Healing Garden
Heide’s healing garden reflects Sunday Reed’s aspiration for the Heide gardens to be both a creative outlet and a source of respite and rejuvenation.
When she and John Reed lived in the original cottage the healing garden site was their first kitchen garden. Over time the eucalyptus trees cast too much shadow and they moved the kitchen garden further out, to its current location. Their friend Barrett Reid later attempted to plant a rainforest garden in the area during his residence in the cottage in the 1980s, however, it was largely unsuccessful, and the healing garden restores the alignment of the space with the philosophical intentions of the Reeds.

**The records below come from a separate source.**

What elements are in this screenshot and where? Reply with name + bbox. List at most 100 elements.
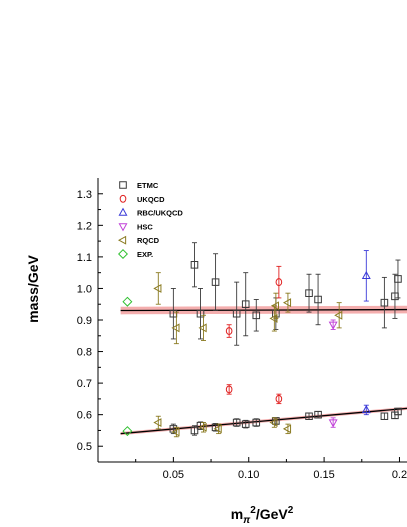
marker: [314, 410, 322, 419]
marker: [213, 424, 222, 434]
legend-marker: [119, 181, 127, 189]
marker: [232, 418, 241, 427]
legend-marker: [118, 235, 127, 245]
y-tick-label: 1.3: [77, 189, 92, 201]
y-tick-label: 0.9: [77, 315, 92, 327]
point-rbc-ukqcd-1: [361, 404, 371, 416]
point-rqcd-8: [171, 426, 180, 438]
point-hsc-1: [328, 417, 338, 428]
point-etmc-21: [305, 412, 313, 421]
legend-item-rqcd: RQCD: [118, 235, 160, 245]
y-tick-label: 0.6: [77, 410, 92, 422]
legend-label: ETMC: [137, 181, 159, 190]
marker: [380, 298, 389, 307]
point-ukqcd-2: [225, 384, 233, 395]
point-etmc-12: [394, 259, 402, 299]
marker: [394, 407, 402, 416]
legend: ETMC UKQCD RBC/UKQCD HSC RQCD EXP.: [118, 181, 183, 259]
point-etmc-9: [314, 273, 322, 326]
point-rqcd-1: [171, 311, 180, 345]
point-etmc-3: [211, 253, 220, 311]
marker: [190, 260, 199, 269]
marker: [211, 278, 220, 286]
point-rqcd-11: [269, 417, 278, 428]
marker: [198, 323, 207, 333]
marker: [314, 295, 322, 304]
point-exp-1: [122, 426, 133, 437]
point-rqcd-6: [334, 302, 343, 329]
point-etmc-22: [314, 410, 322, 419]
marker: [334, 310, 343, 320]
marker: [361, 404, 371, 414]
fit-line-0: [120, 308, 407, 312]
point-exp-0: [122, 296, 133, 307]
marker: [198, 422, 207, 432]
fit-line-1: [120, 407, 407, 435]
point-rqcd-7: [153, 415, 162, 430]
point-etmc-17: [232, 418, 241, 427]
x-tick-label: 0.05: [163, 469, 184, 481]
legend-item-ukqcd: UKQCD: [119, 194, 165, 204]
y-tick-label: 1.1: [77, 252, 92, 264]
point-ukqcd-3: [275, 393, 283, 405]
legend-marker: [118, 207, 128, 216]
legend-item-exp: EXP.: [118, 249, 153, 259]
point-etmc-1: [190, 242, 199, 288]
point-etmc-23: [380, 412, 389, 421]
fit-bands: [120, 305, 407, 436]
marker: [122, 426, 133, 437]
point-etmc-14: [190, 425, 199, 436]
marker: [305, 412, 313, 421]
marker: [225, 385, 233, 394]
y-tick-label: 1.2: [77, 220, 92, 232]
point-rqcd-5: [282, 292, 292, 313]
point-rqcd-10: [213, 423, 222, 435]
y-tick-label: 0.5: [77, 441, 92, 453]
point-etmc-18: [241, 419, 250, 429]
marker: [252, 311, 261, 320]
data-points: [122, 242, 402, 438]
legend-marker: [119, 194, 127, 203]
point-rqcd-0: [153, 272, 162, 305]
legend-item-hsc: HSC: [118, 222, 153, 232]
y-tick-label: 0.7: [77, 378, 92, 390]
marker: [272, 417, 280, 425]
marker: [391, 292, 399, 301]
marker: [241, 420, 250, 428]
legend-label: RQCD: [137, 236, 160, 245]
marker: [282, 298, 292, 308]
marker: [275, 394, 283, 403]
x-tick-label: 0.2: [392, 469, 407, 481]
marker: [282, 424, 292, 434]
point-etmc-19: [252, 418, 261, 427]
marker: [225, 327, 233, 336]
marker: [391, 411, 399, 420]
point-ukqcd-0: [225, 324, 233, 338]
point-etmc-25: [394, 407, 402, 416]
legend-item-rbc-ukqcd: RBC/UKQCD: [118, 207, 183, 218]
point-etmc-5: [241, 272, 250, 337]
marker: [328, 321, 338, 330]
legend-label: EXP.: [137, 250, 153, 259]
point-hsc-0: [328, 319, 338, 330]
legend-marker: [118, 223, 128, 232]
legend-label: UKQCD: [137, 195, 165, 204]
marker: [153, 283, 162, 293]
y-tick-label: 0.8: [77, 347, 92, 359]
marker: [380, 412, 389, 421]
point-rqcd-12: [282, 423, 292, 435]
marker: [275, 278, 283, 287]
marker: [122, 296, 133, 307]
marker: [190, 426, 199, 435]
marker: [361, 270, 371, 279]
point-etmc-10: [380, 276, 389, 329]
marker: [328, 419, 338, 428]
point-etmc-6: [252, 299, 261, 332]
point-rqcd-9: [198, 422, 207, 433]
y-axis-title: mass/GeV: [25, 254, 41, 322]
marker: [252, 418, 261, 427]
point-etmc-8: [305, 273, 313, 313]
marker: [270, 301, 280, 311]
x-tick-label: 0.10: [238, 469, 259, 481]
x-tick-label: 0.15: [313, 469, 334, 481]
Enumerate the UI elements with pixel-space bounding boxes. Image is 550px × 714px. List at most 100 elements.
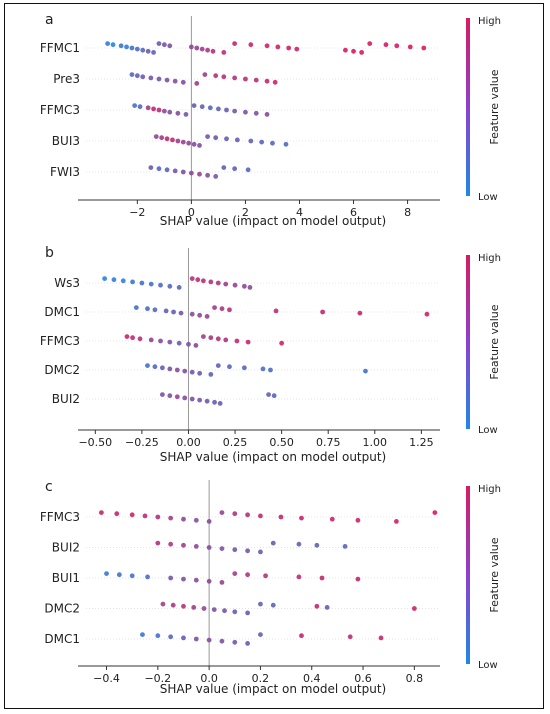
shap-point [260, 366, 266, 372]
shap-point [197, 143, 202, 148]
shap-point [140, 74, 146, 80]
shap-point [180, 169, 186, 175]
shap-point [248, 42, 254, 48]
colorbar [466, 255, 470, 429]
shap-point [407, 44, 413, 50]
shap-point [159, 392, 165, 397]
colorbar-high-label: High [478, 16, 501, 27]
shap-point [178, 310, 184, 316]
shap-point [124, 44, 129, 50]
shap-point [270, 602, 276, 608]
shap-point [241, 365, 247, 371]
feature-label: FFMC3 [40, 103, 80, 117]
shap-point [156, 107, 162, 113]
shap-point [129, 45, 135, 51]
shap-point [186, 140, 192, 146]
shap-point [156, 76, 162, 82]
shap-point [145, 105, 151, 111]
x-tick-label: 0.00 [176, 436, 201, 449]
shap-point [193, 636, 199, 642]
x-tick-label: 0.25 [223, 436, 248, 449]
shap-point [394, 43, 400, 49]
shap-point [232, 639, 238, 645]
shap-point [197, 171, 202, 177]
shap-point [324, 605, 330, 610]
shap-point [245, 167, 251, 173]
shap-point [232, 108, 238, 114]
shap-point [191, 605, 197, 610]
x-tick-label: 8 [404, 206, 411, 219]
shap-point [180, 139, 186, 145]
shap-point [245, 512, 251, 518]
shap-point [181, 542, 186, 548]
shap-point [221, 74, 227, 80]
shap-point [232, 75, 238, 81]
shap-point [232, 571, 238, 576]
shap-point [189, 369, 195, 375]
shap-point [296, 541, 302, 547]
shap-point [247, 285, 253, 290]
shap-point [140, 47, 146, 53]
shap-point [148, 337, 154, 343]
shap-point [248, 138, 254, 144]
shap-point [319, 575, 325, 581]
x-tick-label: 0.4 [303, 672, 321, 685]
shap-point [286, 45, 292, 51]
x-tick-label: 2 [242, 206, 249, 219]
shap-point [206, 545, 212, 550]
shap-point [134, 46, 140, 52]
shap-point [270, 540, 276, 546]
shap-point [114, 511, 120, 517]
panel-label: b [45, 245, 54, 261]
feature-label: Pre3 [53, 72, 80, 86]
shap-point [116, 572, 122, 578]
feature-label: BUI2 [52, 392, 80, 406]
feature-label: BUI3 [52, 134, 80, 148]
shap-point [163, 308, 169, 314]
shap-point [259, 139, 265, 145]
shap-point [268, 367, 273, 373]
shap-point [156, 41, 162, 46]
shap-point [210, 48, 216, 54]
x-axis-label: SHAP value (impact on model output) [160, 214, 387, 228]
feature-label: FFMC1 [40, 41, 80, 55]
shap-point [205, 47, 211, 53]
shap-point [234, 137, 240, 143]
x-tick-label: −2 [129, 206, 145, 219]
shap-point [208, 372, 214, 377]
shap-point [357, 310, 363, 316]
shap-point [212, 305, 217, 310]
shap-point [129, 573, 135, 579]
shap-point [194, 45, 200, 51]
shap-point [110, 42, 116, 48]
feature-label: FFMC3 [40, 334, 80, 348]
shap-point [393, 519, 399, 524]
shap-point [167, 339, 173, 345]
shap-point [217, 401, 223, 406]
shap-point [232, 547, 238, 553]
shap-point [243, 109, 248, 115]
shap-point [197, 397, 203, 403]
panel-label: a [45, 12, 54, 28]
shap-point [215, 336, 221, 342]
shap-point [202, 72, 208, 77]
shap-point [221, 165, 227, 171]
shap-point [299, 515, 304, 521]
shap-point [205, 172, 211, 178]
shap-point [180, 79, 186, 85]
shap-point [167, 366, 173, 372]
shap-point [194, 81, 200, 86]
shap-point [151, 106, 156, 112]
shap-point [152, 364, 158, 370]
shap-point [355, 576, 361, 582]
shap-point [161, 42, 167, 48]
shap-point [424, 311, 430, 317]
shap-point [181, 603, 186, 609]
x-tick-label: 4 [296, 206, 303, 219]
shap-point [155, 540, 161, 546]
shap-point [264, 43, 270, 49]
shap-point [314, 542, 320, 548]
shap-point [155, 514, 161, 520]
shap-point [213, 73, 219, 79]
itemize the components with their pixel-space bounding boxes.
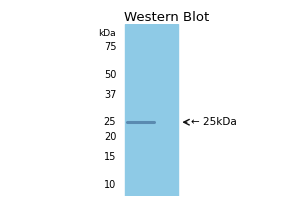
Text: 15: 15 — [104, 152, 116, 162]
Text: Western Blot: Western Blot — [124, 11, 209, 24]
Text: kDa: kDa — [99, 29, 116, 38]
Text: 10: 10 — [104, 180, 116, 190]
Text: 25: 25 — [104, 117, 116, 127]
Text: ← 25kDa: ← 25kDa — [191, 117, 237, 127]
Text: 20: 20 — [104, 132, 116, 142]
Text: 37: 37 — [104, 90, 116, 100]
Bar — [125, 24, 178, 196]
Text: 75: 75 — [104, 42, 116, 52]
Text: 50: 50 — [104, 70, 116, 80]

The garden has been designed with climate and seasonality in mind and to maximise wellbeing benefits, with many sensory plantings and numerous places to sit and feel enclosed within the space. It is also located on the most physically accessible part of the Heide grounds so that people of all abilities can enjoy it and have a heightened experience of all the different elements of the Heide gardens in one location.
photograph: Clytie Meredith
photograph: Clytie Meredith
photograph: Clytie Meredith
photograph: Clytie Meredith
The healing garden is for everyone who visits Heide, but it is also purpose-built for people who could benefit the most, facilitated by partnerships with community groups for co-designed programs including disability service providers and aged care facilities.
Completed in 2021, the garden was designed by leading urban design and landscape architecture firm Openwork and supported by The Shine On Foundation. The project has seen the transformation of one of the most under-utilised and overgrown sections of the Heide environment into one of the most beautiful, purposeful and inviting.